I sent the message and sat back on the couch, sighing. This was a bad, bad habit I’d gotten into. Other women—my sisters, for example—had normal, healthy relationships with men. They went on dates, shared meals, talked about the future, and then got married. Me? I had booty calls with a self-confessed asshole.

Hawk: Yeah.

That was it. One word. 

Brendan Hauser, otherwise known as Hawk, was my filthy little secret. Well, maybe not so little. But I hadn’t mentioned our non-relationship to my friends or colleagues—which were the same thing, seeing as I had no life outside the office—and I certainly hadn’t told my family. My mom would shit a brick if she found out I was sleeping with a former commando who hung with his dad’s biker gang in his spare time. Okay, so we didn’t actually sleep much, but you get the point.

Out of their three daughters, I was my parents’ biggest disappointment. Clarice, my older sister by four years, had joined the peace corps after college and spent time overseas promoting environmental awareness in Borneo before she married her high school sweetheart and began having babies. Odette, the baby of the family at three years younger than me, was an elementary school teacher—poor kids—with ambitions of becoming a housewife, a dream she’d achieve sooner rather than later. Because she’d gotten engaged. Last month, she’d video-called giggling and squealing to show me the ring and gush over Stu’s proposal, but I had plenty of time to come up with an excuse to skip the ceremony. How long did weddings take to arrange? Years. It was years, right? At least I didn’t have to be a bridesmaid. Those slots were reserved for her friends.

The thought of spending several days with my family filled me with dread, but that was tomorrow’s problem. Tonight, I had a more pressing issue to deal with. Hawk. I needed to take a shower because if past form was anything to go by, he’d walk through the door in around thirty minutes. I’d never given him a key. He just flitted in and out like a ghost.
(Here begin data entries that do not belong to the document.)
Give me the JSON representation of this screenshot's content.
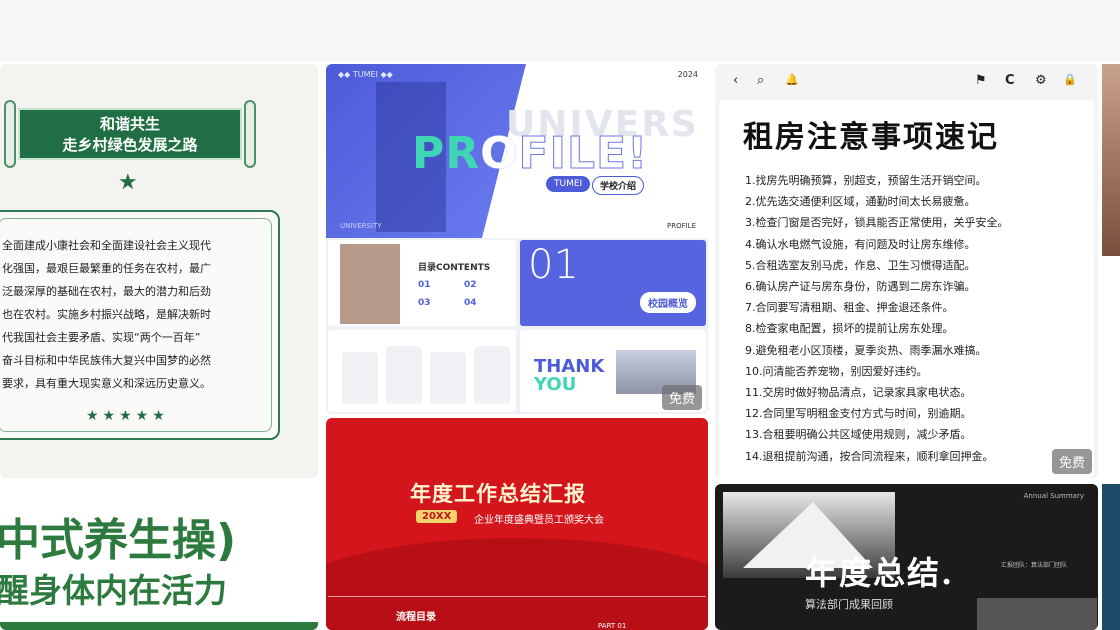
{
  "cards": [
    {
      "banner_line1": "和谐共生",
      "banner_line2": "走乡村绿色发展之路",
      "star": "★",
      "body_lines": [
        "全面建成小康社会和全面建设社会主义现代",
        "化强国，最艰巨最繁重的任务在农村，最广",
        "泛最深厚的基础在农村，最大的潜力和后劲",
        "也在农村。实施乡村振兴战略，是解决新时",
        "代我国社会主要矛盾、实现“两个一百年”",
        "奋斗目标和中华民族伟大复兴中国梦的必然",
        "要求，具有重大现实意义和深远历史意义。"
      ],
      "stars_row": "★★★★★"
    },
    {
      "tag": "◆◆ TUMEI ◆◆",
      "year": "2024",
      "bg_word": "UNIVERS",
      "title_part1": "PR",
      "title_part2": "O",
      "title_part3": "FILE!",
      "pill_tumei": "TUMEI",
      "pill_school": "学校介绍",
      "univ_small": "UNIVERSITY",
      "profile_small": "PROFILE",
      "toc_title": "目录CONTENTS",
      "toc_items": [
        "01",
        "02",
        "03",
        "04"
      ],
      "big_number": "01",
      "campus_pill": "校园概览",
      "thank": "THANK",
      "you": "YOU",
      "badge": "免费"
    },
    {
      "toolbar_icons": [
        "‹",
        "⌕",
        "🔔",
        "⚑",
        "C",
        "⚙",
        "🔒"
      ],
      "title": "租房注意事项速记",
      "items": [
        "1.找房先明确预算，别超支，预留生活开销空间。",
        "2.优先选交通便利区域，通勤时间太长易疲惫。",
        "3.检查门窗是否完好，锁具能否正常使用，关乎安全。",
        "4.确认水电燃气设施，有问题及时让房东维修。",
        "5.合租选室友别马虎，作息、卫生习惯得适配。",
        "6.确认房产证与房东身份，防遇到二房东诈骗。",
        "7.合同要写清租期、租金、押金退还条件。",
        "8.检查家电配置，损坏的提前让房东处理。",
        "9.避免租老小区顶楼，夏季炎热、雨季漏水难搞。",
        "10.问清能否养宠物，别因爱好违约。",
        "11.交房时做好物品清点，记录家具家电状态。",
        "12.合同里写明租金支付方式与时间，别逾期。",
        "13.合租要明确公共区域使用规则，减少矛盾。",
        "14.退租提前沟通，按合同流程来，顺利拿回押金。"
      ],
      "badge": "免费"
    },
    {
      "line1": "中式养生操)",
      "line2": "醒身体内在活力"
    },
    {
      "title": "年度工作总结汇报",
      "year": "20XX",
      "subtitle": "企业年度盛典暨员工颁奖大会",
      "flow": "流程目录",
      "part": "PART 01"
    },
    {
      "tag": "Annual Summary",
      "title": "年度总结.",
      "subtitle": "算法部门成果回顾",
      "note": "汇报团队：算法部门团队"
    }
  ],
  "colors": {
    "topbar": "#f5f6f8",
    "green": "#1f6e44",
    "profile_blue": "#4e5bd8",
    "profile_teal": "#3fd6b5",
    "report_red": "#d4151c",
    "dark": "#1b1b1b"
  }
}
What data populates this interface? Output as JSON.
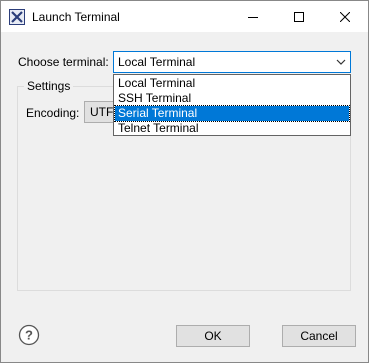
{
  "window": {
    "title": "Launch Terminal",
    "app_icon": "eclipse-x-icon",
    "minimize_icon": "minimize-icon",
    "maximize_icon": "maximize-icon",
    "close_icon": "close-icon"
  },
  "terminal": {
    "label": "Choose terminal:",
    "selected": "Local Terminal",
    "options": [
      "Local Terminal",
      "SSH Terminal",
      "Serial Terminal",
      "Telnet Terminal"
    ],
    "highlighted": "Serial Terminal"
  },
  "settings": {
    "legend": "Settings",
    "encoding_label": "Encoding:",
    "encoding_value": "UTF-"
  },
  "footer": {
    "help_icon": "help-icon",
    "ok_label": "OK",
    "cancel_label": "Cancel"
  },
  "colors": {
    "accent": "#0078d7",
    "dialog_bg": "#f0f0f0",
    "button_bg": "#e1e1e1"
  }
}
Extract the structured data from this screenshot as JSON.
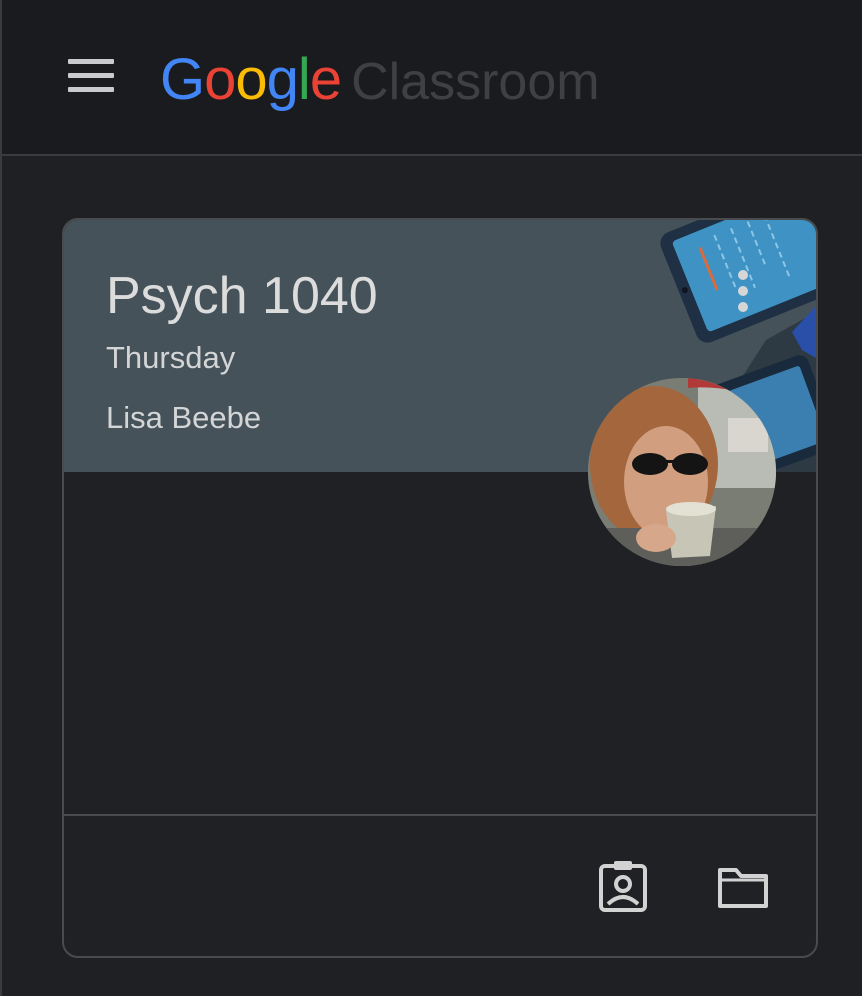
{
  "app": {
    "logo_google": [
      "G",
      "o",
      "o",
      "g",
      "l",
      "e"
    ],
    "logo_colors": [
      "#4285F4",
      "#EA4335",
      "#FBBC05",
      "#4285F4",
      "#34A853",
      "#EA4335"
    ],
    "product_name": "Classroom"
  },
  "card": {
    "title": "Psych 1040",
    "section": "Thursday",
    "teacher": "Lisa Beebe",
    "header_color": "#45525a",
    "icons": {
      "more": "more-vert-icon",
      "work": "your-work-icon",
      "folder": "folder-icon"
    }
  }
}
Perhaps I should have been more alarmed by the whole lock-picking thing, but Hawk was in special ops—he probably picked his own locks at home just for fun—and he only showed up at my apartment when I’d invited him. Which, if I was honest, was too often for comfort, but I’d become addicted to his touch, and the pheromones he shed like confetti overrode rational thought. When he was with me, I felt sexy, desirable, a different woman from the flat-chested blonde waif who stared back at me from the mirror each morning.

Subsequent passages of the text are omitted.